Centung! Gadget di saku saya berbunyi, menandakan ada pesan WA yang masuk. Saya membukanya, ada pesan dari bos saya yang merupakan seorang profesor muda dan prolific. Saya meneleponnya untuk memperjelas informasi. Dia meminta saya untuk menggantikannya sebagai juri dalam acara Pemilihan Pemuda Pelopor Tingkat Nasional yang diadakan oleh Kementerian Pemuda dan Olahraga Republik Indonesia, karena pada saat yang bersamaan, bos saya ini memiliki acara lain yang tidak mungkin ditinggalkan.
Tentu saja, saya meng-iya-kannya. Kesediaan saya semata-mata karena ini adalah mandat atasan sekaligus hubungan baik yang terjalin di antara kami. Terhadap acaranya itu sendiri, saya tidak terlalu berharap banyak. Bahkan ketika berangkat, saya rasanya masuk kategori vacationer, yaitu orang yang mengikuti sebuah acara bukan karena didorong oleh passionterhadap acaranya itu sendiri, tapi lebih sebagai “plesir” untuk keluar dari rutinitas sehari-hari yang melelahkan.
Acara-acara seperti ini tidak jarang menjadi agenda rutin yang begitu-begitu saja. Harus diadakan karena ia menjadi skema untuk menyerap anggaran. Apalagi ini sudah akhir tahun di mana semua kementerian dituntut untuk segera menghabiskan anggaran agar terlihat betul-betul telah bekerja sesuai dengan mandat undang-undang.
Saya pernah dicurhati seorang teman yang menjadi pendamping Program Keluarga Harapan (PKH), di mana kelompok dampingannya menjadi juara dalam kategori Kelompok Usaha Bersama (KUBE), sebuah program komplementer bagi keluarga penerima manfaat PKH. Yang menyesakkan dada adalah hadiah yang menjadi hak pemenang kelompok keluarga miskin itu tidak pernah sampai ke tangan yang berhak. Betapa bobrok dan korupnya para birokrat kita, bahkan uang receh untuk para keluarga miskin pun diembatnya.
Karena itulah, sehari sebelum acara, ketika saya memberitahu seorang teman tentang acara tersebut, teman saya bertanya, “Apakah kamu yakin acara-acara begini bisa mengubah Indonesia menjadi lebih baik?” Saya menjawab, “I’m not sure. I’m here just because of my bos instruction.”
Bertemu Pemuda-Pemudi Hebat
Ketika saat penjurian tiba, tak butuh waktu lama bagi saya untuk mengoreksi sepenuhnya su’udzan dalam kepala saya. Acara dimulai pukul 08:30 WIB ini membuat mata saya terbelalak.

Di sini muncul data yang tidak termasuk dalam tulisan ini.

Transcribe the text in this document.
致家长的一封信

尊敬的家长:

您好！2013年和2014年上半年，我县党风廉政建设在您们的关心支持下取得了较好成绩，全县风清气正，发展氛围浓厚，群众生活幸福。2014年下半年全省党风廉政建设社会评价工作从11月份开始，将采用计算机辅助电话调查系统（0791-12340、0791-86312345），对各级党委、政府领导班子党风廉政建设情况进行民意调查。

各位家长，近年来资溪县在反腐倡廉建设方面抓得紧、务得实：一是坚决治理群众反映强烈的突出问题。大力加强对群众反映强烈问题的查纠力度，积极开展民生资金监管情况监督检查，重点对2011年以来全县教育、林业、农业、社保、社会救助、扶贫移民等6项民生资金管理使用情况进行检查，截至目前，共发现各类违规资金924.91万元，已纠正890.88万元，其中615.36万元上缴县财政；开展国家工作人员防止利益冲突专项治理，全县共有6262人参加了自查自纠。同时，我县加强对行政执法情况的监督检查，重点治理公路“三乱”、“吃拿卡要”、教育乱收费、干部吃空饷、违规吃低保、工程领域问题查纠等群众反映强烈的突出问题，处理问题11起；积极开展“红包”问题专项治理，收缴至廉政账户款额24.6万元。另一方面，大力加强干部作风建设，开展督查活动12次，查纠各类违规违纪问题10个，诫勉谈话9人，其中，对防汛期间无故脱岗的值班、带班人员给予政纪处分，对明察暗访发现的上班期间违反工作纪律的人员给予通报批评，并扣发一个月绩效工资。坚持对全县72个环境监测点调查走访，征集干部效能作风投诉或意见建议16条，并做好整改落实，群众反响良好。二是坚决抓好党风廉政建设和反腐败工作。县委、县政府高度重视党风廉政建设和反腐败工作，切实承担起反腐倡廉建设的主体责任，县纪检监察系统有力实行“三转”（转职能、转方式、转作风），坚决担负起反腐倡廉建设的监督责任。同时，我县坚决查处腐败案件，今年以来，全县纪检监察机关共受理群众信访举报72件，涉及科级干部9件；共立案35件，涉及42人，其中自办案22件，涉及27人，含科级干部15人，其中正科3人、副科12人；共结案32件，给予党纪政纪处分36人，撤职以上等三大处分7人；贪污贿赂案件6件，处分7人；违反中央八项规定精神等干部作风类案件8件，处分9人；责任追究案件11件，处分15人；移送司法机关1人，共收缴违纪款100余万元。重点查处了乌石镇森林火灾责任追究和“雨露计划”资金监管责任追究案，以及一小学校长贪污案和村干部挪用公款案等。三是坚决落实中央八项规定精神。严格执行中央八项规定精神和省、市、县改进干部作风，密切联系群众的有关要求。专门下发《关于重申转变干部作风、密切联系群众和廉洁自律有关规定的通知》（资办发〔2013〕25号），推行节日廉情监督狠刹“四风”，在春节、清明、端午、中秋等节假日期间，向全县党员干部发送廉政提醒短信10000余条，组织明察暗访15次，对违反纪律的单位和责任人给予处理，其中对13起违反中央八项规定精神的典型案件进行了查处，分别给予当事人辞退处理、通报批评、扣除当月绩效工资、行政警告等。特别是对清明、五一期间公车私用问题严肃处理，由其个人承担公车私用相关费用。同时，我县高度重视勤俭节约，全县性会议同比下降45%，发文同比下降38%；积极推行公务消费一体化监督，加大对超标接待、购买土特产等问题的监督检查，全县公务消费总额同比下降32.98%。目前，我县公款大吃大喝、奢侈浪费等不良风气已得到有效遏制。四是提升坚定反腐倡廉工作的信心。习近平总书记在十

Saya ternganga! Ini adalah ajang bagi para pemuda hebat yang telah melakukan berbagai rintisan mulia dan hebat untuk bangsanya. Sekalipun acara baru berakhir pukul sembilan malam lebih, antusiasme saya tetap terjaga.
Di hadapan mereka, saya sungguh-sungguh malu. Mereka anak-anak muda, sebagian besar hanya lulusan SLTA, bahkan ada yang hanya lulus SD, tapi sanggup melakukan sesuatu yang besar untuk kebaikan masyarakat di wilayahnya. Seluruh pemuda ini mengawali kiprahnya dengan semangat dan tekad, menggerakkan lingkungan terkecilnya untuk berjuang bersama, menggunakan uang recehnya untuk membangun sesuatu, tanpa bantuan dari negara.
Negara baru hadir saat mereka telah berhasil membuktikannya. Para pejabat kemudian muncul dan memujanya. Ketika kami, para juri, bertanya ke beberapa peserta, apakah pemerintah memberi dukungan? Mereka menjawab ‘ya’. Tapi dukungannya hanya sekedar Kata sambutan, pujian, dan doa. Dan, para pemuda ini datang ke ajang pemilihan mewakili daerahnya. Ironi!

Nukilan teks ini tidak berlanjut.